It really just depends. The cross-reactivity shown in the lab was outside the body and may not accurately represent a significant response in natural situations. Lab experiments are helpful tools, but more work would be needed to establish what the actual effect would be in the real world.
Macrophages and neutrophils would already be fighting SARS-CoV-2 virions in any healthy person. If some T cells join the fight, that's going to be helpful. The question the remains is: to what extent? Perhaps it's enough to completely halt infections in their tracks. Unlikely, given the lack of significant numbers of T cells and the lack of coordinated B cell lymphocyte action, but who knows. Maybe it reduces the severity of infection as you suggested. That's certainly possible. It may also be that actual cross-reactivity in the body is minimal and the T cells aren't even that involved.
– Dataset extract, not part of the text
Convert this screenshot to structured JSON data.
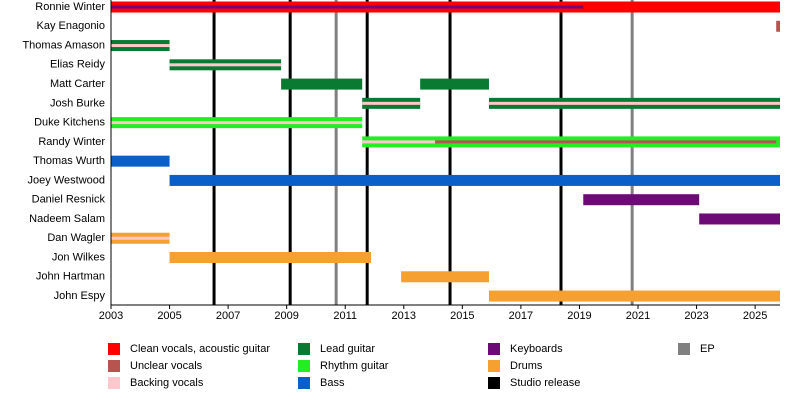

The difficulty here is that challenge trials are unethical and the pool of SARS2003 survivors is so tiny that you'd have a hard time studying this any other way. It's interesting data, and with luck we'll see some useful long-lasting immune system reaction with COVID-19. So far, those who were previously infected with SARS-CoV-2 appear to have great immunity moving forward. That's great news.
Very good points.
My suspicion is that Covid may be more like the common cold coronaviruses than we think:
*first infection is severe, except in kids where it is just a cold
*reinfection occurs every few years, but those later ones are mild.
The only difference with Covid is that it is new, so most of us never got that first infection in childhood.